Sharon Lockhart to Represent Poland at the 57th Venice Biennale

The American artist's project is inspired by a cherished children's book author.

Sharon Lockhart. Photo ©Patrick McMullan by Andreas Branch

Sharon Lockhart will represent Poland at the 57th Venice Biennale, the Zachęta National Gallery of Art announced this week. Curated by Barbara Piwowarska, Lockhart’s project is called Little Review, based on an old Polish newspaper supplement aimed at children.

Lockhart, who was shortlisted for the 6th edition of the prestigious Artes Mundi prize in 2014, works with film and photography. The biennale project is inspired by Mały Przegląd (Little Review), the children and young people’s supplement for the Polish newspaper Nasz Przegląd (Our Review). It will deal with the end of childhood at the dawn of adolescence, and giving young women a voice.

Mały Przegląd, which ran from 1926 to 1939, was the brainchild of Janusz Korczak, a Polish-Jewish children’s educator, author, and pediatrician. Korczak, already a pen name for Henryk Goldszmit, was also known affectionately as “Pan Doctor” (Mr. Doctor). The beloved doctor refused freedom during the Second World War, choosing to stay in the Jewish ghetto in Warsaw with orphaned children, rather than seek asylum. He was eventually sent to Treblinka, where he was killed in 1942.

Sharon Lockhart <i>Untitled</i> (2010). Photo courtesy Blum & Poe

Sharon Lockhart, Untitled, (2010). Photo courtesy Blum & Poe

Lockhart’s work, Little Review, will be a film that features female sociotherapy students in training at centers around Poland, alongside translated original issues of Mały Przegląd.

US-born artist Lockhart has been a key part of the Polish art scene for the last decade, creating work and exhibiting there.

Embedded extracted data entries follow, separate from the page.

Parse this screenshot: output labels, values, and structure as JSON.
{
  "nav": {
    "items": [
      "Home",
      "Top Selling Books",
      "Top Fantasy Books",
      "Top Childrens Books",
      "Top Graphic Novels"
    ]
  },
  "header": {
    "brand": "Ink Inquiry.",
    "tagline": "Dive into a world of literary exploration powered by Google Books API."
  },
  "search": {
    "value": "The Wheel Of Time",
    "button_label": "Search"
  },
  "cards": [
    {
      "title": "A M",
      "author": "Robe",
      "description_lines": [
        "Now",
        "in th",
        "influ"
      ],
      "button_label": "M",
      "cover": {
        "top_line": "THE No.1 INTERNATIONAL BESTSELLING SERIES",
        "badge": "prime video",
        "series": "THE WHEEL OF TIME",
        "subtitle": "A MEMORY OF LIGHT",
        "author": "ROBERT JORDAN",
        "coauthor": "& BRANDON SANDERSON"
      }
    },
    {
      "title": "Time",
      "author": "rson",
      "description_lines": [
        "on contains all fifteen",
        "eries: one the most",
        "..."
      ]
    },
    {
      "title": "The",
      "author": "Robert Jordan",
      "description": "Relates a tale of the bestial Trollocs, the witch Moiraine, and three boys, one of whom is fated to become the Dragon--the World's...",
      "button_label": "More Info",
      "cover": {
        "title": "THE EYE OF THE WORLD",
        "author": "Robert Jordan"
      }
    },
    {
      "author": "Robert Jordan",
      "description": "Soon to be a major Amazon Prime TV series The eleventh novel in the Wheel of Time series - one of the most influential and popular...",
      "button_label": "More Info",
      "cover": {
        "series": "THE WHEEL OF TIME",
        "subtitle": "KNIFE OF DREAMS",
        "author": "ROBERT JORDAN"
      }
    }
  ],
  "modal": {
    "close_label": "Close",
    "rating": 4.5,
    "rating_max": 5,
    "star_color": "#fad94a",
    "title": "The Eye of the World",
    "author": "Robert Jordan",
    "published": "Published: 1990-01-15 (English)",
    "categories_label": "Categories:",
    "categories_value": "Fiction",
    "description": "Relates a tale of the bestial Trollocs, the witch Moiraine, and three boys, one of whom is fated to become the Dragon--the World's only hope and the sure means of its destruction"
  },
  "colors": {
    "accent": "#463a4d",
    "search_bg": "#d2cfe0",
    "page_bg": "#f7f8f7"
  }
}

In her work, she often engages with groups of people for long periods of time, dealing with socially-engaged themes that could be viewed as collaborations with her subjects.

The runner-up position was awarded to the artist Piotr Uklański and curator Adam Mazur. Uklański’s project would have comprised 68 photographs exploring themes of mythology, religious symbolism, and national iconography in Poland and Polish culture.